What doesn’t make sense to us, however, is selling off a piece of needed equipment just because the Dept. is losing 3 people.  Wouldn’t it make more sense to hang onto that 95-foot ladder truck so that it can be used by the remaining firefighters/paramedics if/when needed?  Or is the City counting on the proceeds of that used truck sale to bolster its revenues?

But if Mr. Jarka really thinks those cuts don’t make sense financially, can he please tell City Mgr. Jim Hock where to find the additional revenue, or the alternative cuts, needed to keep those three people in the department?  And can Police Chief Frank Kaminski, who said the proposed cuts to four police officers will eliminate the department’s Traffic Unit and reduce the “quality and quantity of traffic safety programs,” do the same?

Meanwhile, back around The Horseshoe, Mayor Dave Schmidt and City Mgr. Hock need to re-think their statements that the proposed City budget should not allow for the $936,000 loss of state funding Gov. Quinn has proposed in order to keep the State afloat – especially now that State Rep. Rosemary Mulligan has warned that such a loss is likely…and that fiscal year 2012 “will be just as bad as fiscal year 2011.”

In view of the fact that the State of Illinois is already more than four months and $900,000 behind in this year’s income tax payments to Park Ridge, we suggest that Schmidt and Hock listen to Ald. Frank Wsol (7th Ward), whom we have criticized in the past on financial matters but who correctly has asked that the questionable $936,000 of state funds be removed from the projected revenues of the proposed budget.

Hock, however, says he’s got some ideas about what the City can do if it doesn’t get all its income tax revenues from the State next year. 

Hey, Jim, does one of those ideas begin with the instruction: “Bend over…”?
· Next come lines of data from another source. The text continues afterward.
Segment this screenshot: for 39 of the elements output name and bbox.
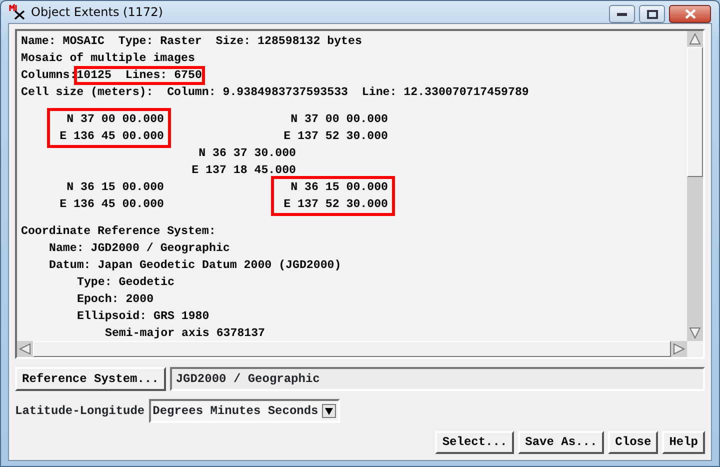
property-line: Semi-major axis 6378137 (104, 326, 266, 341)
highlighted-coordinates: N 37 00 00.000 E 136 45 00.000 (47, 108, 171, 148)
select-button[interactable]: Select... (435, 431, 514, 454)
coordinates: N 36 15 00.000 E 136 45 00.000 (58, 180, 165, 213)
property-line: Ellipsoid: GRS 1980 (76, 309, 210, 325)
maximize-icon (646, 10, 658, 18)
highlighted-text: 10125 Lines: 6750 (76, 69, 202, 82)
property-line: Datum: Japan Geodetic Datum 2000 (JGD2000) (48, 258, 342, 274)
scroll-down-arrow-icon[interactable] (687, 325, 703, 341)
scroll-right-arrow-icon[interactable] (671, 341, 687, 357)
info-line: Cell size (meters): Column: 9.9384983737593533 Line: 12.330070717459789 (21, 86, 529, 99)
property-line: Epoch: 2000 (76, 292, 155, 308)
maximize-button[interactable] (639, 5, 665, 23)
section-heading: Coordinate Reference System: (21, 224, 217, 240)
window-title: Object Extents (1172) (31, 4, 163, 21)
info-line: Name: MOSAIC Type: Raster Size: 128598132 bytes (21, 35, 362, 48)
help-button[interactable]: Help (662, 431, 705, 454)
format-dropdown[interactable]: Degrees Minutes Seconds (148, 399, 340, 423)
reference-system-button[interactable]: Reference System... (15, 367, 166, 391)
save-as-button[interactable]: Save As... (518, 431, 604, 454)
property-line: Name: JGD2000 / Geographic (48, 241, 231, 257)
minimize-icon (617, 12, 627, 16)
coordinates: N 36 37 30.000 E 137 18 45.000 (190, 146, 297, 179)
info-line: Mosaic of multiple images (21, 52, 195, 65)
close-button[interactable]: Close (608, 431, 658, 454)
coordinates: N 37 00 00.000 E 137 52 30.000 (282, 112, 389, 145)
close-icon (684, 9, 696, 19)
info-label: Columns: (21, 69, 77, 82)
reference-system-field[interactable]: JGD2000 / Geographic (170, 367, 705, 391)
app-icon (9, 4, 25, 20)
scroll-up-arrow-icon[interactable] (687, 31, 703, 47)
highlighted-coordinates: N 36 15 00.000 E 137 52 30.000 (271, 176, 395, 216)
property-line: Type: Geodetic (76, 275, 176, 291)
minimize-button[interactable] (609, 5, 635, 23)
latitude-longitude-label: Latitude-Longitude (15, 403, 145, 420)
close-window-button[interactable] (669, 5, 711, 23)
horizontal-scrollbar[interactable] (17, 341, 687, 357)
vertical-scrollbar[interactable] (687, 31, 703, 341)
scroll-left-arrow-icon[interactable] (17, 341, 33, 357)
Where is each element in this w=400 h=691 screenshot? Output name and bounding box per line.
Update 3/26/10: Although we accurately reported an earlier statement by Mayor Schmidt that he thought Gov. Quinn’s threatened cut of income tax funds to municipalities was a “political ploy,” we failed to point out that more recently the mayor has taken this threat seriously and has raised the alarm about its effects on City finances, especially the proposed 2010-11 budget.

Hopefully, the members of the City Council will do likewise.

1 comment so far

I have a thought about where that money should come from. How about we pay for our garbage disposal like just about every other community in the area! OR, how about the we actually pay for the water we use! The fact that there was a water rate increase that wasn’t passed along to us is ridiculous. I know, I know… G-D forbid we as residents actually have to stomach a rate increase. Guess what, that is the world we live in. When the price of things goes up we pay more. The city will never dig itself out without having passing along rate increases to us. In regards to selling the ladder truck – if there is no one to staff it what would be the point in hanging on to it? You have to have dedicated people to man each vehicle. If you cut the amount of people on a shift you don’t have enough people to be on each vehicle. It’s math, plain and simple.